There are multiplexes, and then there are megaplexes. The word itself seems to have originated in recent years among the many languages of western Europe, but it's definitely a part of American culture now.
The idea of the megaplex is to combine the scope of the modern multiplex, a movie theater with several (usually tiny) screens showing several movies at once, with the quality of the old one-screen movie theaters. Megaplexes weigh in between twelve and thirty screens -- at least twice as many as your average multiplex. If a new movie just came out, it may be showing on four or more screens at once, with one starting whenever you feel like walking in. They add stadium seating and very large screens so that lots of people can watch in comfort. If the room doesn't have as many seats as a typical Broadway theater, it generally comes close. For obvious reasons megaplexes only occur near large metropolii.
On top of that, the whole dining experience is enhanced. You can expect to find a coffee shop, a smoothie bar, ice-cream cones, and/or a fast food counter in addition to the usual candy, soda, and popcorn -- not to mention movie-related clothes, toys, and other merchandise. Major restaurant chains like Planet Hollywood may be located indoors. Valet parking may even be provided, an advantage when you think about the parking problems that occur when thirty screens are lit up on the same Saturday night.

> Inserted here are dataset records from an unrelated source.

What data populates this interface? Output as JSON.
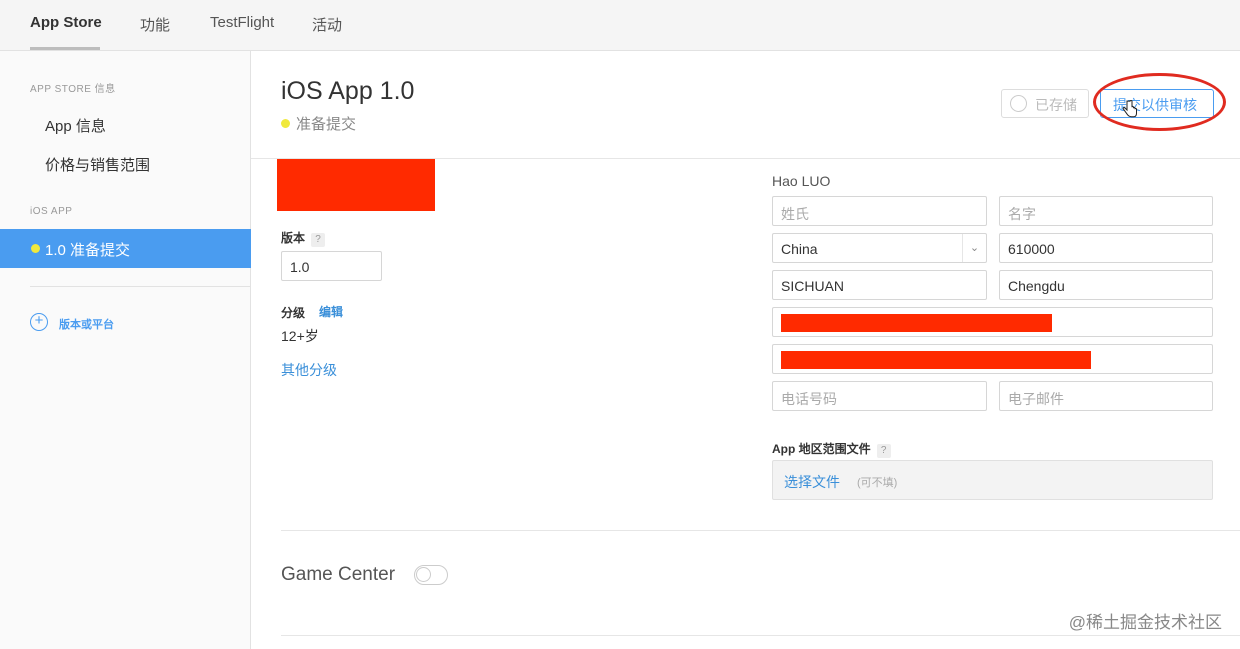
{
  "topnav": {
    "tabs": [
      "App Store",
      "功能",
      "TestFlight",
      "活动"
    ]
  },
  "sidebar": {
    "section1": "APP STORE 信息",
    "items": [
      "App 信息",
      "价格与销售范围"
    ],
    "section2": "iOS APP",
    "active_item": "1.0 准备提交",
    "add_label": "版本或平台"
  },
  "main": {
    "title": "iOS App 1.0",
    "status": "准备提交",
    "saved_button": "已存储",
    "submit_button": "提交以供审核",
    "version_label": "版本",
    "help_mark": "?",
    "version_value": "1.0",
    "rating_label": "分级",
    "rating_edit": "编辑",
    "rating_value": "12+岁",
    "other_ratings": "其他分级",
    "contact": {
      "name": "Hao LUO",
      "last_name_placeholder": "姓氏",
      "first_name_placeholder": "名字",
      "country": "China",
      "postal_code": "610000",
      "state": "SICHUAN",
      "city": "Chengdu",
      "phone_placeholder": "电话号码",
      "email_placeholder": "电子邮件"
    },
    "region_file_label": "App 地区范围文件",
    "choose_file": "选择文件",
    "optional": "(可不填)",
    "game_center": "Game Center"
  },
  "watermark": "@稀土掘金技术社区",
  "colors": {
    "accent": "#4a9cf0",
    "status_dot": "#f0e93d",
    "redaction": "#ff2a00",
    "annotation_ring": "#e02b20"
  }
}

In some ways, they succeed at making the movies enjoyable. The buildings are clean, spacious and comfortable, and even if you don't like Starbucks there's something encouraging about seeing the well-dressed servers there as you walk past with your ticket. And in some ways, they go even further than the cramped multiplexes do in making you feel like cattle being herded into pens to consume the cinemé du jour. YMMV.